14 February 2007

Flashbulb Memories


BBC Radio 4 did a series on memory last year and has just returned to the subject. One of the programmes dealt with ‘flashbulb memories', the vivid, detailed and enduring recollection of a moment or a day when some momentous event occurred.

The results of a survey revealed that we in Britain chose the following three events as flashbulb memories:

The death of Princess Diana
The death of JFK
The attack on the Twin Towers

Others were Churchill’s funeral, the first moon landing and the coronation. Considering all that’s happened worthy of the mind’s camera, it’s surprising that JFK’s murder is still remembered with such clarity.

I wondered which events sprang to my mind with this combination of shock and awe or, in retrospect, seem life-changing.

I thought of what one might call ‘world events’ and I’m old enough to recall the trauma I felt when Jack Kennedy was murdered in Dallas on the 21st November 1963. A Friday afternoon it was, and I was sitting in my parents’ living-room when the news came through, tentative at first, leaving room for a hope, which was soon to be dashed.

Why was it so traumatic? Kennedy, for all his charisma, had not achieved what, say, Lincoln had. Was it just his incredibly courageous calling of the Russian bluff over Cuba? He had presided for only 3 years, nothing like the reign of Roosevelt which had included the emergence from depression and the Second World War. Was his sudden death met with such grief?

It’s similar to the public affection for Princess Diana. It seems that to be loved, you have to be young and attractive, and, preferably, suffer a bit. I still find the hysterical reaction to her death rather disturbing. It was as if something had gone fundamentally wrong with the British character.

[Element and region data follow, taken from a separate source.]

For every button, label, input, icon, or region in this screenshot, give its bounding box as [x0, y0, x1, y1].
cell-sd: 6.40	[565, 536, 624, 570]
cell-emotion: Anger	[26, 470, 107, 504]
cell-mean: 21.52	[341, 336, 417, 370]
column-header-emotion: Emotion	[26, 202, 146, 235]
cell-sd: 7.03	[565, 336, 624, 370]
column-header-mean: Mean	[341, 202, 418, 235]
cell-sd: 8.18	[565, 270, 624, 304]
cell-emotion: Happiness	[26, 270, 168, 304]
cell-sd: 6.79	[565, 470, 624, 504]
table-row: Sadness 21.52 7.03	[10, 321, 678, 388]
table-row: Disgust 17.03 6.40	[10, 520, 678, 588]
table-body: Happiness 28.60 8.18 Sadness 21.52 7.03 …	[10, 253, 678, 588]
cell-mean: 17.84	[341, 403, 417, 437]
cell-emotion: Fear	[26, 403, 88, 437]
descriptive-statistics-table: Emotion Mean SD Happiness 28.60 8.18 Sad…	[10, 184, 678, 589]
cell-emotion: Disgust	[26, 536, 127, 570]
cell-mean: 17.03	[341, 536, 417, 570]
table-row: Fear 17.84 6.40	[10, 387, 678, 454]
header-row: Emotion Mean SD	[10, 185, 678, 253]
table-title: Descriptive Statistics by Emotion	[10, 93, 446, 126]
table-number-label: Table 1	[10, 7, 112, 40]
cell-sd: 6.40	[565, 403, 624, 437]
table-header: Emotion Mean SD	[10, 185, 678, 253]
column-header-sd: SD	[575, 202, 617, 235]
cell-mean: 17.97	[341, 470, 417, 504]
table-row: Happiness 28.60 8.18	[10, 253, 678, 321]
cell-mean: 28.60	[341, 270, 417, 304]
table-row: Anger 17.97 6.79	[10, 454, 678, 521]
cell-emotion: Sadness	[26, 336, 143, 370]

Despite that I remember the events of the week between her death and funeral pretty well. All those damned flowers; the Queen being dragooned into appearing on TV and criticised for not making a nauseating display of grief, while the rest of the country was ululating like savages; Tony Blair doing what he does best (making speeches).

For some reason the public reaction seems to tie in with the report published today by UNICEF, which declares that British children have the lowest sense of ‘well-being’ in the developed world. In other words, despite all their advantages, they’re consumed with self-pity. Pathetic.

But the day of the funeral is what stays in my mind, partly because it was such a triumph of organisation. Like the Queen Mother’s funeral, indeed like the Coronation, which older people still recall vividly.

But it stays in my mind for entirely personal reasons. It was on that day I made formal farewell to someone very dear to me. This is where I give in to self-pity.